Plot contrivances can be tolerable if at the service of some interesting character development or subtext, but characterization is fairly weak here as well. At one point I thought that we were getting glimpses of the fallible Doctor that has sometimes surfaced since Davison took on the role, in that he’s unable to keep Professor Hayter from being absorbed by the Xeraphim and later seems to have given up on freeing the Xeraphim. In fact he has a trick up his sleeve that involves somehow “intercepting” the Master’s TARDIS and sending it to the Xeraphim’s home planet where the Xeraphim might conceivably escape, but this is all accomplished through more of the borderline-incomprehensible pseudoscience. Later, Tegan is left behind at Heathrow in a scene so perfunctory that I honestly wasn’t sure what to make of it. Does the Doctor think she’s decided on her own to stay? Is he just avoiding the airport authorities and planning to come back for her later? I’m not sure, and certainly the departure of a companion deserves a better explanation than what we get here. As for the rest of the characters, only Captain Stapley and his crew made much of an impression – they’re able to wrap their minds around what’s happening and improvise ways to disrupt the Master’s plans. Professor Hayter rarely strikes a note other than aloof arrogance, and the Master himself spends the first two episodes in disguise as some sort of sorcerer and then abruptly drops the act, with no real reason supplied for why he gave up on it or why he was doing it in the first place.
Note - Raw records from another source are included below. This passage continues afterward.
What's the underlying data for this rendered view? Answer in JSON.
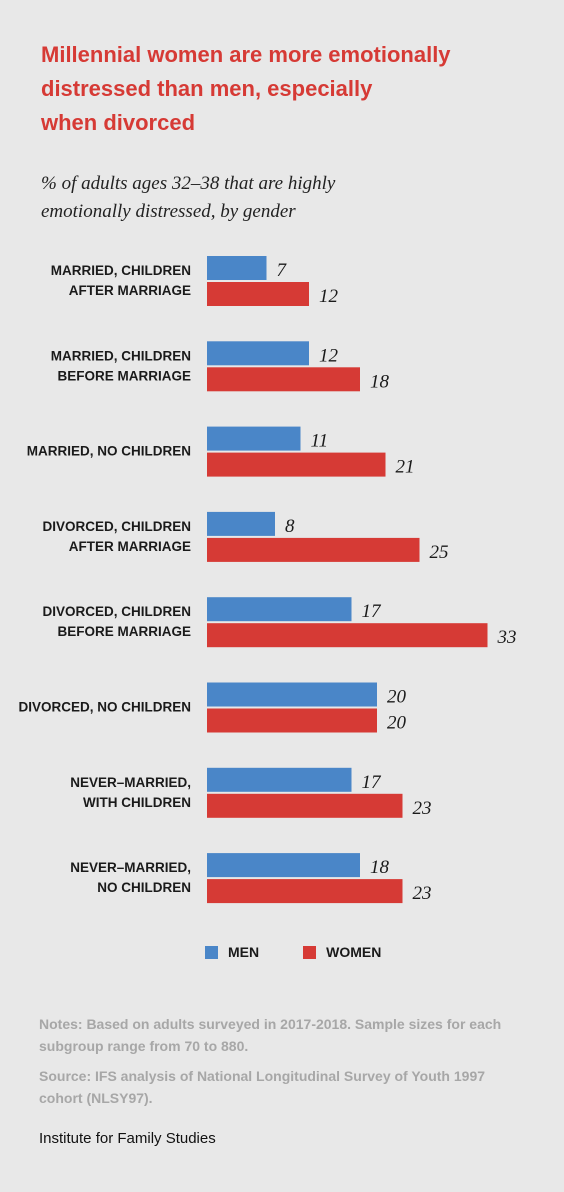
{
  "title_lines": [
    "Millennial women are more emotionally",
    "distressed than men, especially",
    "when divorced"
  ],
  "subtitle_lines": [
    "% of adults ages 32–38 that are highly",
    "emotionally distressed, by gender"
  ],
  "colors": {
    "men": "#4a86c8",
    "women": "#d63a35",
    "title": "#d63a35"
  },
  "chart_data": {
    "type": "bar",
    "orientation": "horizontal",
    "categories": [
      [
        "MARRIED, CHILDREN",
        "AFTER MARRIAGE"
      ],
      [
        "MARRIED, CHILDREN",
        "BEFORE MARRIAGE"
      ],
      [
        "MARRIED, NO CHILDREN"
      ],
      [
        "DIVORCED, CHILDREN",
        "AFTER MARRIAGE"
      ],
      [
        "DIVORCED, CHILDREN",
        "BEFORE MARRIAGE"
      ],
      [
        "DIVORCED, NO CHILDREN"
      ],
      [
        "NEVER–MARRIED,",
        "WITH CHILDREN"
      ],
      [
        "NEVER–MARRIED,",
        "NO CHILDREN"
      ]
    ],
    "series": [
      {
        "name": "MEN",
        "color": "#4a86c8",
        "values": [
          7,
          12,
          11,
          8,
          17,
          20,
          17,
          18
        ]
      },
      {
        "name": "WOMEN",
        "color": "#d63a35",
        "values": [
          12,
          18,
          21,
          25,
          33,
          20,
          23,
          23
        ]
      }
    ],
    "legend_position": "bottom",
    "grid": false
  },
  "legend": {
    "men_label": "MEN",
    "women_label": "WOMEN"
  },
  "notes": {
    "line1": "Notes: Based on adults surveyed in 2017-2018. Sample sizes for each subgroup range from 70 to 880.",
    "line2": "Source: IFS analysis of National Longitudinal Survey of Youth 1997 cohort (NLSY97)."
  },
  "footer": "Institute for Family Studies"
}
“Time Flight” is not entirely without its merits. It does address the crew’s lingering grief over Adric’s death, with the Doctor insisting that he will not use time travel to undo what has happened even as he joins Tegan and Nyssa in mourning their lost companion. And the first episode carries some nostalgic value in showing the Doctor working with the British authorities to solve a problem, even invoking his UNIT credentials to get himself out of trouble. Arguably the most interesting as a concept is the Xeraphim’s collective intelligence, which isn’t actually their natural state but rather the form in which they were forced to preserve themselves. It is possible for individual personalities to emerge from the collective, and at the same time, the Master is able to disrupt the balance between Xeraphim of different moral orientations. Unfortunately, this is only briefly explored, and in general the script is more occupied with arbitrary plot machinations than with characters, ideas, or even any effective suspense.